In fact the retrograde TUC agenda would deliver a low-productivity public sector which could only justify low wages for public sector workers, including union members. The better alternative is a high productivity public sector, and readers of this site will remember that the Conservative Party made exactly that case in Opposition. In November 2009, Philip Hammond, then Shadow Chief Secretary to the Treasury, argued that if the public sector could deliver the same productivity as the private sector, it would save £60 billion a year. 

Some Government policies are line with this, notably the Winsor Review of police terms and conditions, and the freedoms for free schools and academies are important. But others are not.

In particular, the Coalition Agreement says de facto that nobody in the public sector should be paid more than the Prime Minister. But public services, in particular the NHS, need a group of leaders who are willing to take the tough decisions to save billions of pounds over a number of years. If they succeed, the return on the taxpayers' investment in their salaries will be colossal. The Government has to look beyond the simple cost of salaries. What matters is the value that public sector workers can achieve. 

Equally, the Cabinet Office has imposed a ban on the use of external consultants in Whitehall. But what the civil service itself has reported that it is light on the management skills needed to open up public services. The Government seems to think that Whitehall will deliver better advice if it feels that it has a monopoly position.

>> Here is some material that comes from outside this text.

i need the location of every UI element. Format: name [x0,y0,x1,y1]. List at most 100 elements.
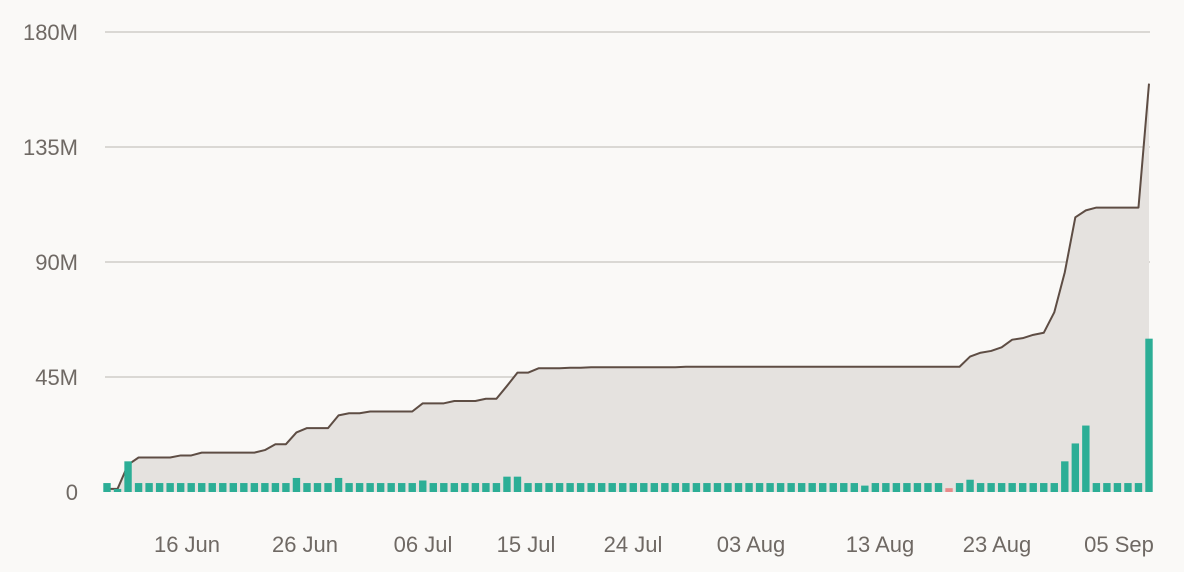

This sits oddly with its opposition to monopoly in other areas of public services. 

Lastly, most Government Ministers (and in particular the Prime Minister) argue that they must safeguard the number of traditional "front line" workers in public services. This is pretty much indistinguishable from the TUC position. It prevents reform because every proper reform of the big public services starts and ends with its impact on teachers, doctors, nurses, police officers and so on. 

The idea of a high-productivity public sector poses a challenge not only to the TUC but also, currently, to the Government.